For this I chose a descriptor-typed fields approach of Python dataclasses module. To avoid unnecessary and/or unsupported conversions I inspect __annotations__ to determine whether it's ok to assign the user-provided value without a conversion.

from typing import Optional

import datetime
from dataclasses import dataclass
from datetime import date
from decimal import Decimal


class Conversion:
    def __init__(self, *, conv, default=None):
        self._conv = conv
        self._default = default
        self._name = None
        self._prop = None

    def __set_name__(self, owner, name):
        self._prop = name
        self._name = "_" + name

    def __get__(self, obj, tp):
        # dataclasses determines default value by calling
        # descriptor.__get__(obj=None, tp=cls)
        if obj is None:
            return self._default

        return getattr(obj, self._name, self._default)

    def __set__(self, obj, value):
        tp = obj.__annotations__.get(self._prop)

        # Don't convert values which already match desired type
        if tp and isinstance(value, tp):
            setattr(obj, self._name, value)
        else:
            try:
                val = self._conv(value)
            except:
                raise ValueError(
                    f"Conversion error for '{self._name.lstrip('_')}': {value}"
                )

            setattr(obj, self._name, val)


@dataclass
class Entry:
    date: datetime.date = Conversion(conv=date.fromisoformat, default=date.today())
    amount: Optional[Decimal] = Conversion(conv=Decimal, default=None)


e = Entry()
print(e)
e.date = "2022-02-05"
e.amount = "11.02"
print(e)

And output is, as expected:

Entry(date=datetime.date(2024, 3, 7), amount=None)
Entry(date=datetime.date(2022, 2, 5), amount=Decimal('11.02'))

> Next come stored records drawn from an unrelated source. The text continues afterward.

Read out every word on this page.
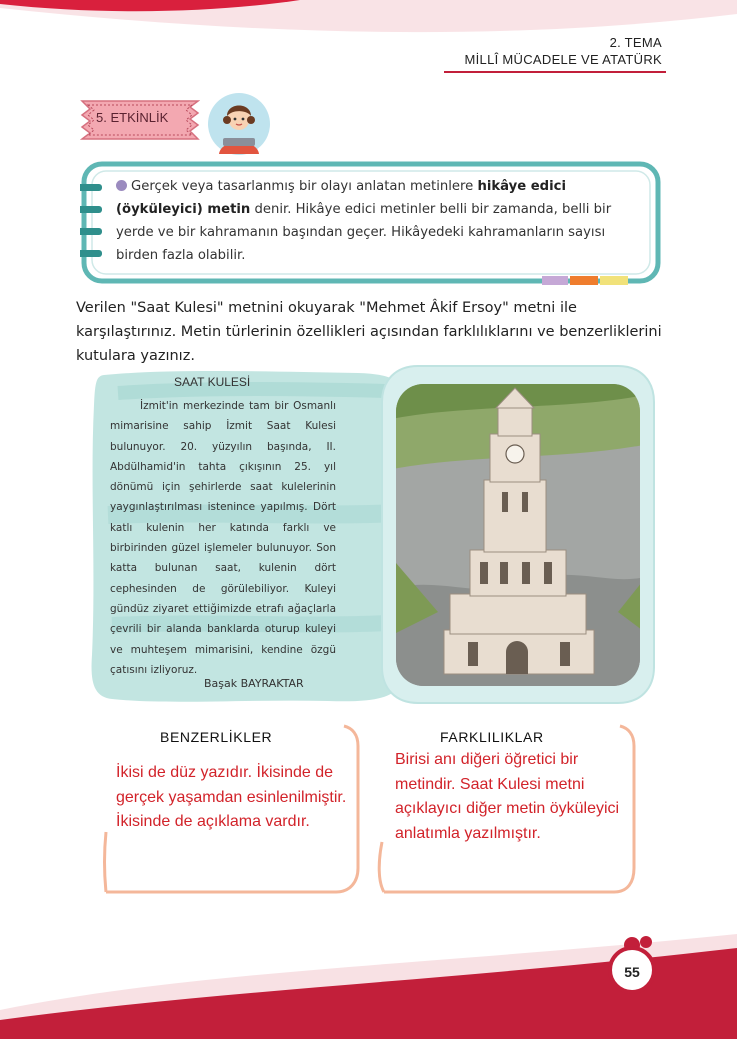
2. TEMA
MİLLÎ MÜCADELE VE ATATÜRK
5. ETKİNLİK
Gerçek veya tasarlanmış bir olayı anlatan metinlere hikâye edici (öyküleyici) metin denir. Hikâye edici metinler belli bir zamanda, belli bir yerde ve bir kahramanın başından geçer. Hikâyedeki kahramanların sayısı birden fazla olabilir.
Verilen "Saat Kulesi" metnini okuyarak "Mehmet Âkif Ersoy" metni ile karşılaştırınız. Metin türlerinin özellikleri açısından farklılıklarını ve benzerliklerini kutulara yazınız.
SAAT KULESİ
İzmit'in merkezinde tam bir Osmanlı mimarisine sahip İzmit Saat Kulesi bulunuyor. 20. yüzyılın başında, II. Abdülhamid'in tahta çıkışının 25. yıl dönümü için şehirlerde saat kulelerinin yaygınlaştırılması istenince yapılmış. Dört katlı kulenin her katında farklı ve birbirinden güzel işlemeler bulunuyor. Son katta bulunan saat, kulenin dört cephesinden de görülebiliyor. Kuleyi gündüz ziyaret ettiğimizde etrafı ağaçlarla çevrili bir alanda banklarda oturup kuleyi ve muhteşem mimarisini, kendine özgü çatısını izliyoruz.
Başak BAYRAKTAR
BENZERLİKLER	FARKLILIKLAR
İkisi de düz yazıdır. İkisinde de gerçek yaşamdan esinlenilmiştir. İkisinde de açıklama vardır.
Birisi anı diğeri öğretici bir metindir. Saat Kulesi metni açıklayıcı diğer metin öyküleyici anlatımla yazılmıştır.
55
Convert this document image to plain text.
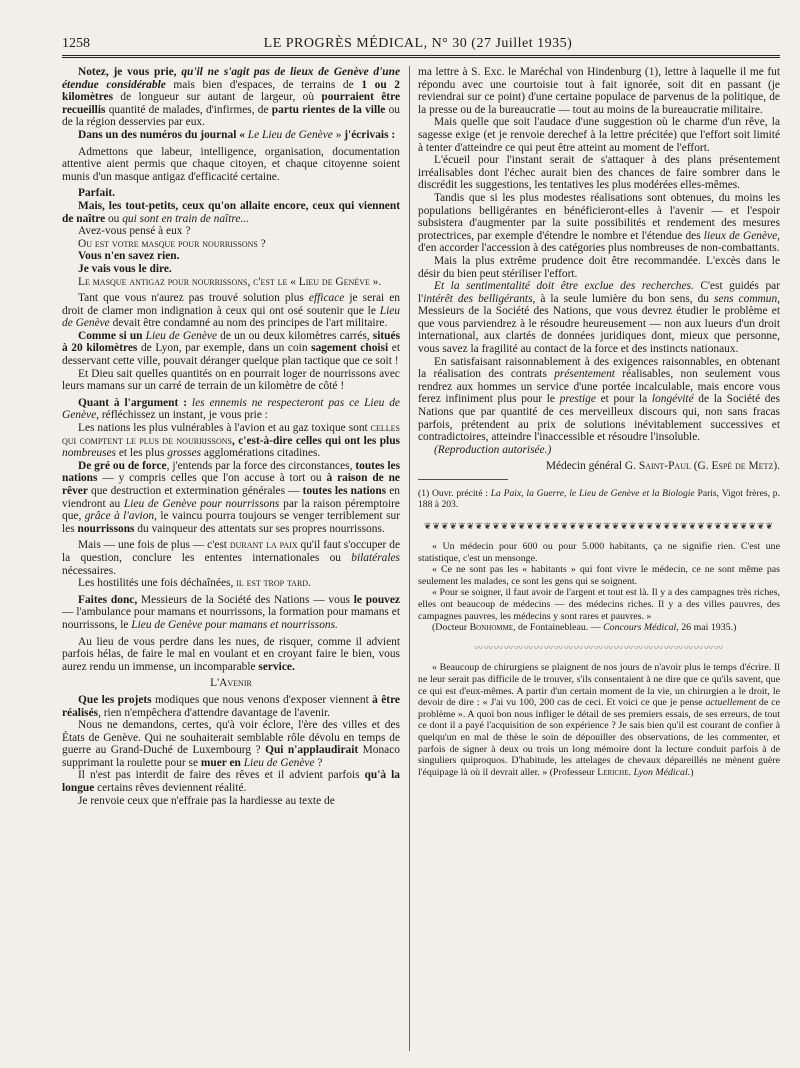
1258	LE PROGRÈS MÉDICAL, N° 30 (27 Juillet 1935)

Notez, je vous prie, qu'il ne s'agit pas de lieux de Genève d'une étendue considérable mais bien d'espaces, de terrains de 1 ou 2 kilomètres de longueur sur autant de largeur, où pourraient être recueillis quantité de malades, d'infirmes, de partu rientes de la ville ou de la région desservies par eux.

Dans un des numéros du journal « Le Lieu de Genève » j'écrivais :

Admettons que labeur, intelligence, organisation, documentation attentive aient permis que chaque citoyen, et chaque citoyenne soient munis d'un masque antigaz d'efficacité certaine.

Parfait.

Mais, les tout-petits, ceux qu'on allaite encore, ceux qui viennent de naître ou qui sont en train de naître...

Avez-vous pensé à eux ?

Ou est votre masque pour nourrissons ?

Vous n'en savez rien.

Je vais vous le dire.

Le masque antigaz pour nourrissons, c'est le « Lieu de Genève ».

Tant que vous n'aurez pas trouvé solution plus efficace je serai en droit de clamer mon indignation à ceux qui ont osé soutenir que le Lieu de Genève devait être condamné au nom des principes de l'art militaire.

Comme si un Lieu de Genève de un ou deux kilomètres carrés, situés à 20 kilomètres de Lyon, par exemple, dans un coin sagement choisi et desservant cette ville, pouvait déranger quelque plan tactique que ce soit !

Et Dieu sait quelles quantités on en pourrait loger de nourrissons avec leurs mamans sur un carré de terrain de un kilomètre de côté !

Quant à l'argument : les ennemis ne respecteront pas ce Lieu de Genève, réfléchissez un instant, je vous prie :

Les nations les plus vulnérables à l'avion et au gaz toxique sont celles qui comptent le plus de nourrissons, c'est-à-dire celles qui ont les plus nombreuses et les plus grosses agglomérations citadines.

De gré ou de force, j'entends par la force des circonstances, toutes les nations — y compris celles que l'on accuse à tort ou à raison de ne rêver que destruction et extermination générales — toutes les nations en viendront au Lieu de Genève pour nourrissons par la raison péremptoire que, grâce à l'avion, le vaincu pourra toujours se venger terriblement sur les nourrissons du vainqueur des attentats sur ses propres nourrissons.

Mais — une fois de plus — c'est durant la paix qu'il faut s'occuper de la question, conclure les ententes internationales ou bilatérales nécessaires.

Les hostilités une fois déchaînées, il est trop tard.

Faites donc, Messieurs de la Société des Nations — vous le pouvez — l'ambulance pour mamans et nourrissons, la formation pour mamans et nourrissons, le Lieu de Genève pour mamans et nourrissons.

Au lieu de vous perdre dans les nues, de risquer, comme il advient parfois hélas, de faire le mal en voulant et en croyant faire le bien, vous aurez rendu un immense, un incomparable service.

L'Avenir

Que les projets modiques que nous venons d'exposer viennent à être réalisés, rien n'empêchera d'attendre davantage de l'avenir.

Nous ne demandons, certes, qu'à voir éclore, l'ère des villes et des États de Genève. Qui ne souhaiterait semblable rôle dévolu en temps de guerre au Grand-Duché de Luxembourg ? Qui n'applaudirait Monaco supprimant la roulette pour se muer en Lieu de Genève ?

Il n'est pas interdit de faire des rêves et il advient parfois qu'à la longue certains rêves deviennent réalité.

Je renvoie ceux que n'effraie pas la hardiesse au texte de

ma lettre à S. Exc. le Maréchal von Hindenburg (1), lettre à laquelle il me fut répondu avec une courtoisie tout à fait ignorée, soit dit en passant (je reviendrai sur ce point) d'une certaine populace de parvenus de la politique, de la presse ou de la bureaucratie — tout au moins de la bureaucratie militaire.

Mais quelle que soit l'audace d'une suggestion où le charme d'un rêve, la sagesse exige (et je renvoie derechef à la lettre précitée) que l'effort soit limité à tenter d'atteindre ce qui peut être atteint au moment de l'effort.

L'écueil pour l'instant serait de s'attaquer à des plans présentement irréalisables dont l'échec aurait bien des chances de faire sombrer dans le discrédit les suggestions, les tentatives les plus modérées elles-mêmes.

Tandis que si les plus modestes réalisations sont obtenues, du moins les populations belligérantes en bénéficieront-elles à l'avenir — et l'espoir subsistera d'augmenter par la suite possibilités et rendement des mesures protectrices, par exemple d'étendre le nombre et l'étendue des lieux de Genève, d'en accorder l'accession à des catégories plus nombreuses de non-combattants.

Mais la plus extrême prudence doit être recommandée. L'excès dans le désir du bien peut stériliser l'effort.

Et la sentimentalité doit être exclue des recherches. C'est guidés par l'intérêt des belligérants, à la seule lumière du bon sens, du sens commun, Messieurs de la Société des Nations, que vous devrez étudier le problème et que vous parviendrez à le résoudre heureusement — non aux lueurs d'un droit international, aux clartés de données juridiques dont, mieux que personne, vous savez la fragilité au contact de la force et des instincts nationaux.

En satisfaisant raisonnablement à des exigences raisonnables, en obtenant la réalisation des contrats présentement réalisables, non seulement vous rendrez aux hommes un service d'une portée incalculable, mais encore vous ferez infiniment plus pour le prestige et pour la longévité de la Société des Nations que par quantité de ces merveilleux discours qui, non sans fracas parfois, prétendent au prix de solutions inévitablement successives et contradictoires, atteindre l'inaccessible et résoudre l'insoluble.

(Reproduction autorisée.)

Médecin général G. Saint-Paul (G. Espé de Metz).

(1) Ouvr. précité : La Paix, la Guerre, le Lieu de Genève et la Biologie Paris, Vigot frères, p. 188 à 203.

❦❦❦❦❦❦❦❦❦❦❦❦❦❦❦❦❦❦❦❦❦❦❦❦❦❦❦❦❦❦❦❦❦❦❦❦❦❦❦❦❦

« Un médecin pour 600 ou pour 5.000 habitants, ça ne signifie rien. C'est une statistique, c'est un mensonge.

« Ce ne sont pas les « habitants » qui font vivre le médecin, ce ne sont même pas seulement les malades, ce sont les gens qui se soignent.

« Pour se soigner, il faut avoir de l'argent et tout est là. Il y a des campagnes très riches, elles ont beaucoup de médecins — des médecins riches. Il y a des villes pauvres, des campagnes pauvres, les médecins y sont rares et pauvres. »

(Docteur Bonhomme, de Fontainebleau. — Concours Médical, 26 mai 1935.)

〰〰〰〰〰〰〰〰〰〰〰〰〰〰〰〰〰〰〰〰〰〰〰〰〰

« Beaucoup de chirurgiens se plaignent de nos jours de n'avoir plus le temps d'écrire. Il ne leur serait pas difficile de le trouver, s'ils consentaient à ne dire que ce qu'ils savent, que ce qui est d'eux-mêmes. A partir d'un certain moment de la vie, un chirurgien a le droit, le devoir de dire : « J'ai vu 100, 200 cas de ceci. Et voici ce que je pense actuellement de ce problème ». A quoi bon nous infliger le détail de ses premiers essais, de ses erreurs, de tout ce dont il a payé l'acquisition de son expérience ? Je sais bien qu'il est courant de confier à quelqu'un en mal de thèse le soin de dépouiller des observations, de les commenter, et parfois de signer à deux ou trois un long mémoire dont la lecture conduit parfois à de singuliers quiproquos. D'habitude, les attelages de chevaux dépareillés ne mènent guère l'équipage là où il devrait aller. » (Professeur Leriche. Lyon Médical.)
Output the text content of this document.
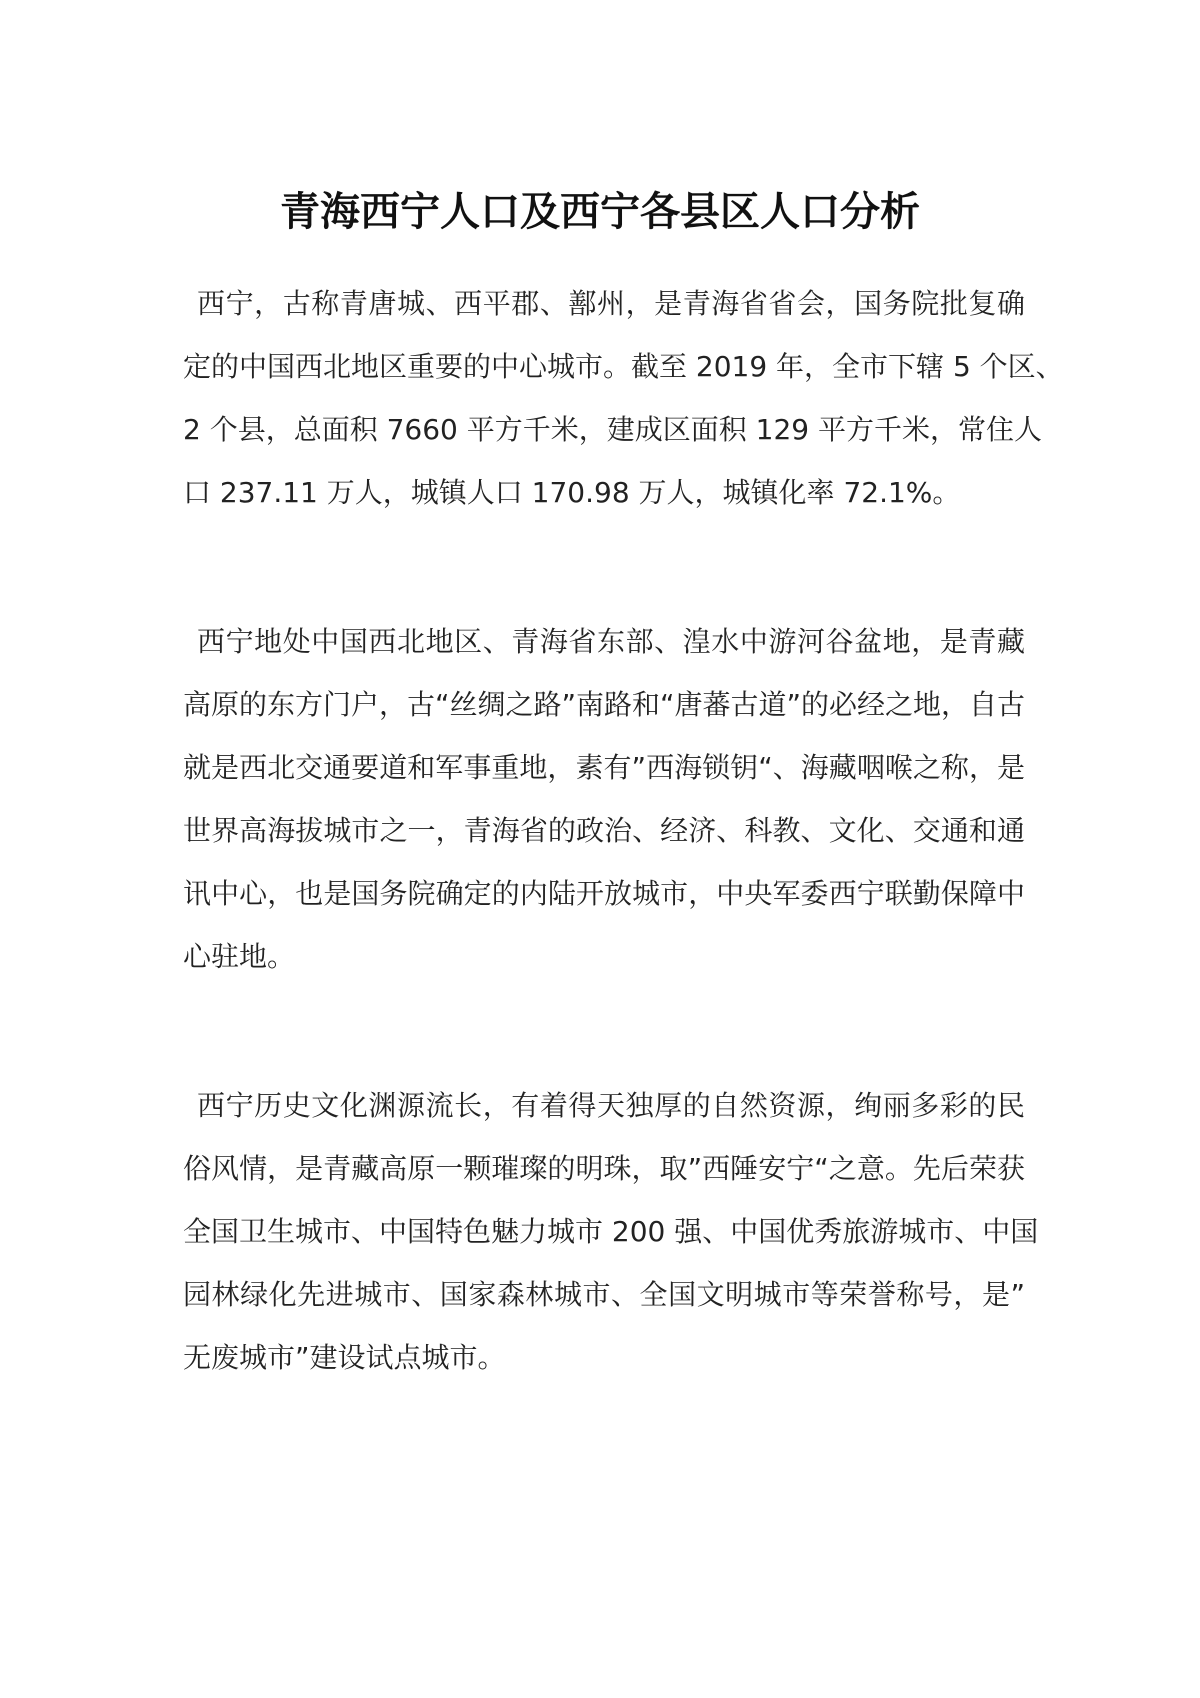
青海西宁人口及西宁各县区人口分析

西宁，古称青唐城、西平郡、鄯州，是青海省省会，国务院批复确
定的中国西北地区重要的中心城市。截至 2019 年，全市下辖 5 个区、
2 个县，总面积 7660 平方千米，建成区面积 129 平方千米，常住人
口 237.11 万人，城镇人口 170.98 万人，城镇化率 72.1%。

西宁地处中国西北地区、青海省东部、湟水中游河谷盆地，是青藏
高原的东方门户，古“丝绸之路”南路和“唐蕃古道”的必经之地，自古
就是西北交通要道和军事重地，素有”西海锁钥“、海藏咽喉之称，是
世界高海拔城市之一，青海省的政治、经济、科教、文化、交通和通
讯中心，也是国务院确定的内陆开放城市，中央军委西宁联勤保障中
心驻地。

西宁历史文化渊源流长，有着得天独厚的自然资源，绚丽多彩的民
俗风情，是青藏高原一颗璀璨的明珠，取”西陲安宁“之意。先后荣获
全国卫生城市、中国特色魅力城市 200 强、中国优秀旅游城市、中国
园林绿化先进城市、国家森林城市、全国文明城市等荣誉称号，是”
无废城市”建设试点城市。
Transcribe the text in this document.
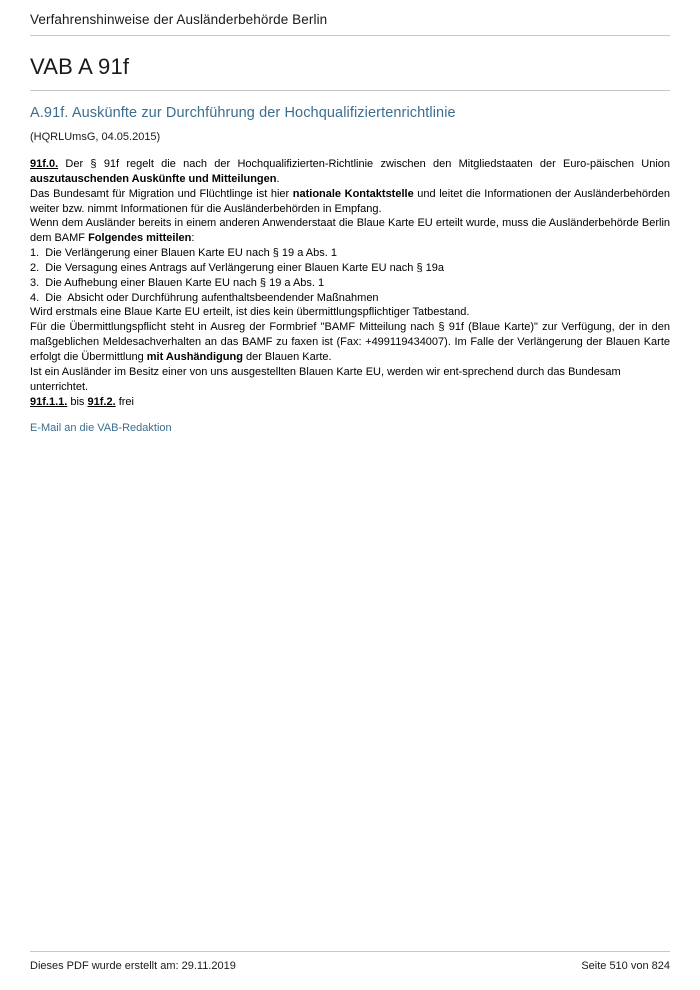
Verfahrenshinweise der Ausländerbehörde Berlin
VAB A 91f
A.91f. Auskünfte zur Durchführung der Hochqualifiziertenrichtlinie
(HQRLUmsG, 04.05.2015)

91f.0. Der § 91f regelt die nach der Hochqualifizierten-Richtlinie zwischen den Mitgliedstaaten der Euro-päischen Union auszutauschenden Auskünfte und Mitteilungen.

Das Bundesamt für Migration und Flüchtlinge ist hier nationale Kontaktstelle und leitet die Informationen der Ausländerbehörden weiter bzw. nimmt Informationen für die Ausländerbehörden in Empfang.

Wenn dem Ausländer bereits in einem anderen Anwenderstaat die Blaue Karte EU erteilt wurde, muss die Ausländerbehörde Berlin dem BAMF Folgendes mitteilen:

1.  Die Verlängerung einer Blauen Karte EU nach § 19 a Abs. 1
2.  Die Versagung eines Antrags auf Verlängerung einer Blauen Karte EU nach § 19a
3.  Die Aufhebung einer Blauen Karte EU nach § 19 a Abs. 1
4.  Die  Absicht oder Durchführung aufenthaltsbeendender Maßnahmen

Wird erstmals eine Blaue Karte EU erteilt, ist dies kein übermittlungspflichtiger Tatbestand.

Für die Übermittlungspflicht steht in Ausreg der Formbrief "BAMF Mitteilung nach § 91f (Blaue Karte)" zur Verfügung, der in den maßgeblichen Meldesachverhalten an das BAMF zu faxen ist (Fax: +499119434007). Im Falle der Verlängerung der Blauen Karte erfolgt die Übermittlung mit Aushändigung der Blauen Karte.

Ist ein Ausländer im Besitz einer von uns ausgestellten Blauen Karte EU, werden wir ent-sprechend durch das Bundesam unterrichtet.

91f.1.1. bis 91f.2. frei

E-Mail an die VAB-Redaktion
Dieses PDF wurde erstellt am: 29.11.2019	Seite 510 von 824
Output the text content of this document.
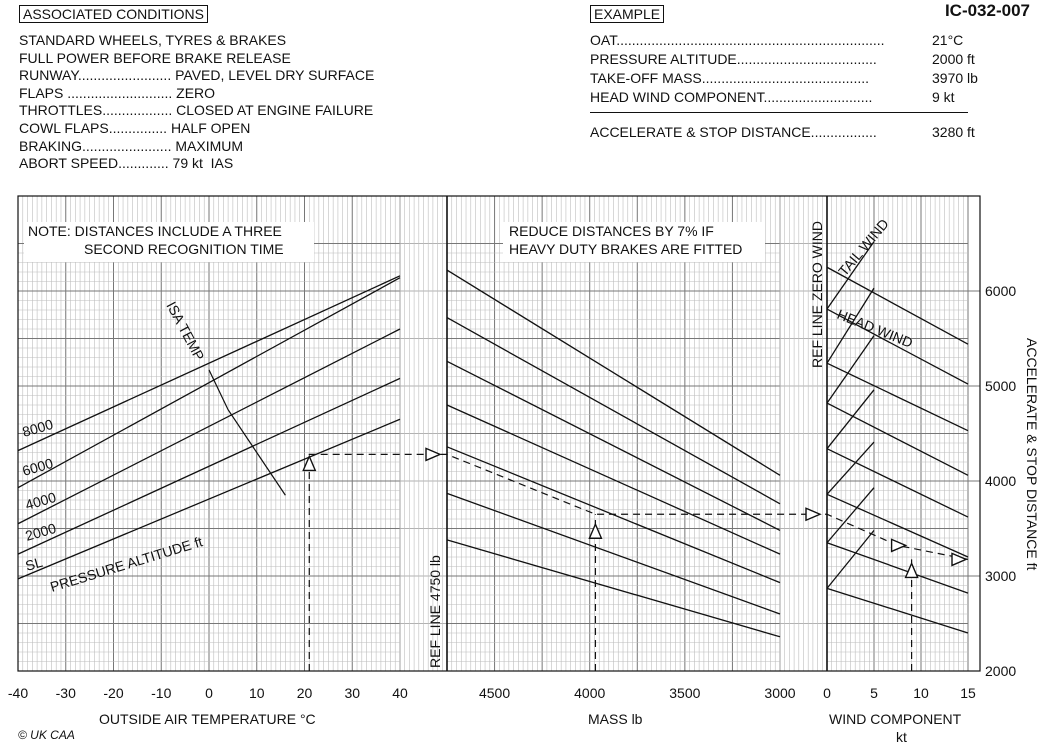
ASSOCIATED CONDITIONS
STANDARD WHEELS, TYRES & BRAKES
FULL POWER BEFORE BRAKE RELEASE
RUNWAY........................ PAVED, LEVEL DRY SURFACE
FLAPS ........................... ZERO
THROTTLES.................. CLOSED AT ENGINE FAILURE
COWL FLAPS............... HALF OPEN
BRAKING....................... MAXIMUM
ABORT SPEED............. 79 kt  IAS
EXAMPLE
OAT.....................................................................	21°C
PRESSURE ALTITUDE....................................	2000 ft
TAKE-OFF MASS...........................................	3970 lb
HEAD WIND COMPONENT............................	9 kt
ACCELERATE & STOP DISTANCE.................	3280 ft
IC-032-007
NOTE: DISTANCES INCLUDE A THREE
SECOND RECOGNITION TIME
REDUCE DISTANCES BY 7% IF
HEAVY DUTY BRAKES ARE FITTED
SL
2000
4000
6000
8000
PRESSURE ALTITUDE ft
ISA TEMP
REF LINE 4750 lb
REF LINE ZERO WIND TAIL WIND
HEAD WIND
-40 -30 -20 -10 0	10 20 30 40	4500	4000	3500	3000 0	5	10 15
OUTSIDE AIR TEMPERATURE °C	MASS lb	WIND COMPONENT
kt
2000
3000
4000
5000
6000
ACCELERATE & STOP DISTANCE ft
© UK CAA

This works beautifully and I feel that this is very clean and elegant solution, but I noticed that documentation always annotates descriptor-typed fields with the type of descriptors, not the underlying data type. For me this would be e.g. date: Conversion = Conversion(...). Is there a reason why dataclasses authors chose to do it this way and am I wrong to annotate fields with data types?

1

There are 1 best solutions below

0
Oskar Hofmann On

Purely programmatically, in your example, the default type of date is Conversion, i.e. the annotation Conversion is correct. A linter like mypy would complain about your type annotation.

Then again, type annotations are purely optional and not enforced so you can do what you want here. Personally, I would avoid having a descriptor with the very unspecific name "Conversion" that does different things for different data fields. Especially when the underlying data type is different.